I think it depends on the point of view. Sure, you can think that "I want to be with someone who is with nobody else and therefore I will leave you if you have another relationship" is limiting your autonomy. But then again, saying "I want to be with someone who won't leave me because I have someone else" is limiting theirs, too.
You can make rules which decide what the other person is allowed to do (You are not allowed to date others) or you can simply state your needs and boundaries (because I'm not comfortable with you dating others, if you do I shall leave), and that's the case in monogamous relationship, and in poly relationships too.
I think many mono people aren't interested in limiting their partners as much as their interested in finding a partner who is compatible with them, which includes a common wish to only have each other.
In polyamory, some people might say "you have to use condoms with other people". That's limiting their autonomy. Saying "I'm not comfortable fluid bonding with other people through you, so while using condoms with others or not is your decision, if you choose not to, I shall use them with you to protect myself" isn't.
One problem is that many people think of it as blackmail or a threat, when really it's just about letting someone else know how you feel so that they can make an informed decision. If I tell someone that I'll use condoms with them if they don't with others, it's not a threat. It's a fact. They might decide they prefer to go bareback with me, and as a result use condoms with others, or they might decide they want to be bareback with as many people as possible, so using barriers with just me would be acceptable to them. Either way, it's their decision and not something I'm imposing on them.

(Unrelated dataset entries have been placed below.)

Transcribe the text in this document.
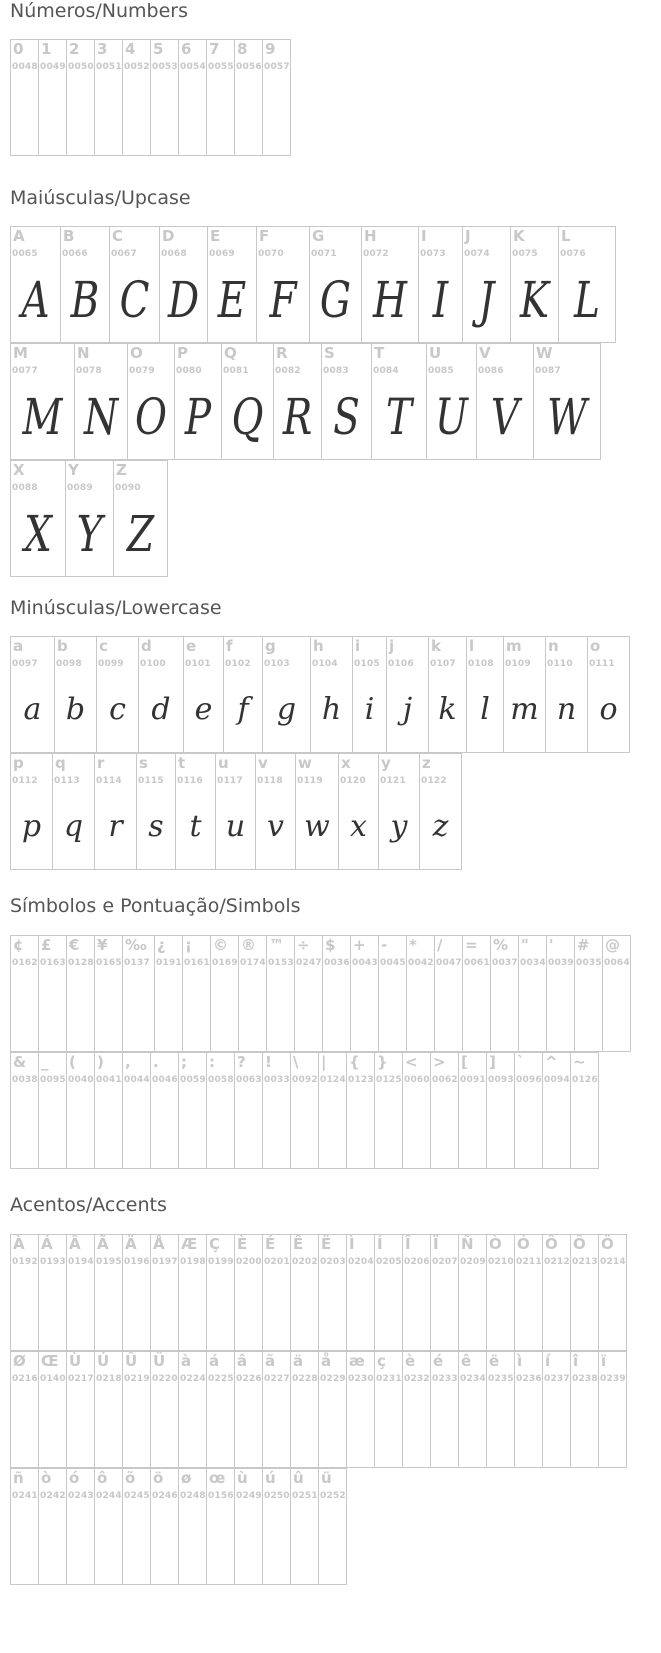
Números/Numbers
0
0048
1
0049
2
0050
3
0051
4
0052
5
0053
6
0054
7
0055
8
0056
9
0057
Maiúsculas/Upcase
A
0065
A
B
0066
B
C
0067
C
D
0068
D
E
0069
E
F
0070
F
G
0071
G
H
0072
H
I
0073
I
J
0074
J
K
0075
K
L
0076
L
M
0077
M
N
0078
N
O
0079
O
P
0080
P
Q
0081
Q
R
0082
R
S
0083
S
T
0084
T
U
0085
U
V
0086
V
W
0087
W
X
0088
X
Y
0089
Y
Z
0090
Z
Minúsculas/Lowercase
a
0097
a
b
0098
b
c
0099
c
d
0100
d
e
0101
e
f
0102
f
g
0103
g
h
0104
h
i
0105
i
j
0106
j
k
0107
k
l
0108
l
m
0109
m
n
0110
n
o
0111
o
p
0112
p
q
0113
q
r
0114
r
s
0115
s
t
0116
t
u
0117
u
v
0118
v
w
0119
w
x
0120
x
y
0121
y
z
0122
z
Símbolos e Pontuação/Simbols
¢
0162
£
0163
€
0128
¥
0165
‰
0137
¿
0191
¡
0161
©
0169
®
0174
™
0153
÷
0247
$
0036
+
0043
-
0045
*
0042
/
0047
=
0061
%
0037
"
0034
'
0039
#
0035
@
0064
&
0038
_
0095
(
0040
)
0041
,
0044
.
0046
;
0059
:
0058
?
0063
!
0033
\
0092
|
0124
{
0123
}
0125
<
0060
>
0062
[
0091
]
0093
`
0096
^
0094
~
0126
Acentos/Accents
À
0192
Á
0193
Â
0194
Ã
0195
Ä
0196
Å
0197
Æ
0198
Ç
0199
È
0200
É
0201
Ê
0202
Ë
0203
Ì
0204
Í
0205
Î
0206
Ï
0207
Ñ
0209
Ò
0210
Ó
0211
Ô
0212
Õ
0213
Ö
0214
Ø
0216
Œ
0140
Ù
0217
Ú
0218
Û
0219
Ü
0220
à
0224
á
0225
â
0226
ã
0227
ä
0228
å
0229
æ
0230
ç
0231
è
0232
é
0233
ê
0234
ë
0235
ì
0236
í
0237
î
0238
ï
0239
ñ
0241
ò
0242
ó
0243
ô
0244
õ
0245
ö
0246
ø
0248
œ
0156
ù
0249
ú
0250
û
0251
ü
0252
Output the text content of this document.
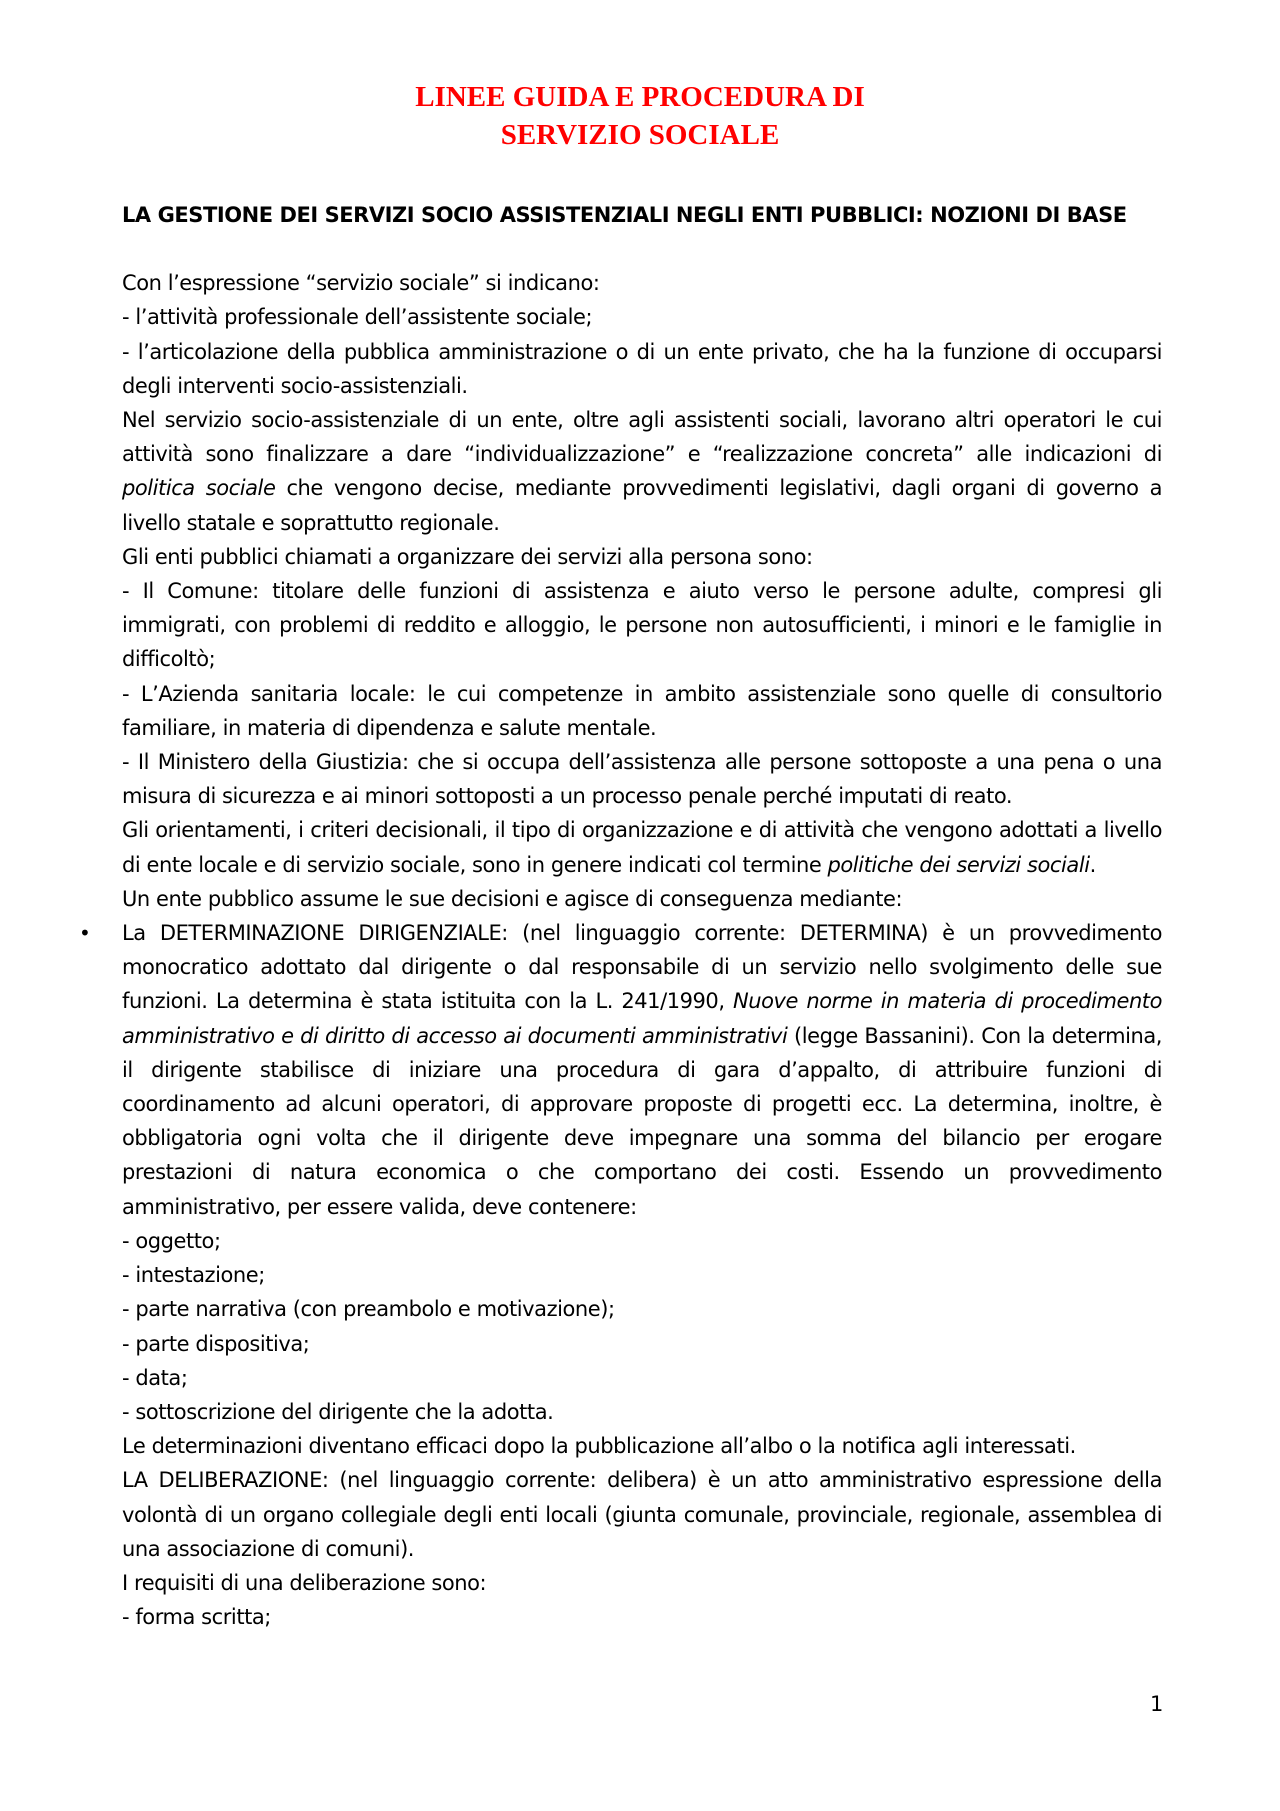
LINEE GUIDA E PROCEDURA DI
SERVIZIO SOCIALE
LA GESTIONE DEI SERVIZI SOCIO ASSISTENZIALI NEGLI ENTI PUBBLICI: NOZIONI DI BASE

Con l’espressione “servizio sociale” si indicano:

- l’attività professionale dell’assistente sociale;

- l’articolazione della pubblica amministrazione o di un ente privato, che ha la funzione di occuparsi degli interventi socio-assistenziali.

Nel servizio socio-assistenziale di un ente, oltre agli assistenti sociali, lavorano altri operatori le cui attività sono finalizzare a dare “individualizzazione” e “realizzazione concreta” alle indicazioni di politica sociale che vengono decise, mediante provvedimenti legislativi, dagli organi di governo a livello statale e soprattutto regionale.

Gli enti pubblici chiamati a organizzare dei servizi alla persona sono:

- Il Comune: titolare delle funzioni di assistenza e aiuto verso le persone adulte, compresi gli immigrati, con problemi di reddito e alloggio, le persone non autosufficienti, i minori e le famiglie in difficoltò;

- L’Azienda sanitaria locale: le cui competenze in ambito assistenziale sono quelle di consultorio familiare, in materia di dipendenza e salute mentale.

- Il Ministero della Giustizia: che si occupa dell’assistenza alle persone sottoposte a una pena o una misura di sicurezza e ai minori sottoposti a un processo penale perché imputati di reato.

Gli orientamenti, i criteri decisionali, il tipo di organizzazione e di attività che vengono adottati a livello di ente locale e di servizio sociale, sono in genere indicati col termine politiche dei servizi sociali.

Un ente pubblico assume le sue decisioni e agisce di conseguenza mediante:

• La DETERMINAZIONE DIRIGENZIALE: (nel linguaggio corrente: DETERMINA) è un provvedimento monocratico adottato dal dirigente o dal responsabile di un servizio nello svolgimento delle sue funzioni. La determina è stata istituita con la L. 241/1990, Nuove norme in materia di procedimento amministrativo e di diritto di accesso ai documenti amministrativi (legge Bassanini). Con la determina, il dirigente stabilisce di iniziare una procedura di gara d’appalto, di attribuire funzioni di coordinamento ad alcuni operatori, di approvare proposte di progetti ecc. La determina, inoltre, è obbligatoria ogni volta che il dirigente deve impegnare una somma del bilancio per erogare prestazioni di natura economica o che comportano dei costi. Essendo un provvedimento amministrativo, per essere valida, deve contenere:

- oggetto;

- intestazione;

- parte narrativa (con preambolo e motivazione);

- parte dispositiva;

- data;

- sottoscrizione del dirigente che la adotta.

Le determinazioni diventano efficaci dopo la pubblicazione all’albo o la notifica agli interessati.

LA DELIBERAZIONE: (nel linguaggio corrente: delibera) è un atto amministrativo espressione della volontà di un organo collegiale degli enti locali (giunta comunale, provinciale, regionale, assemblea di una associazione di comuni).

I requisiti di una deliberazione sono:

- forma scritta;

1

Yet, one could think it threatens their autonomy, in that their actions in regard to wearing condoms will influence whether they'll get to keep having unprotected sex with me or not, in a similar way than being in a relationship with someone else will affect whether you get to keep having a relationship with your monogamous partner or not.
It's about boundaries, and I think everyone has some of them, and we all need to decide if we're fine with our partners', or if we're just not compatible.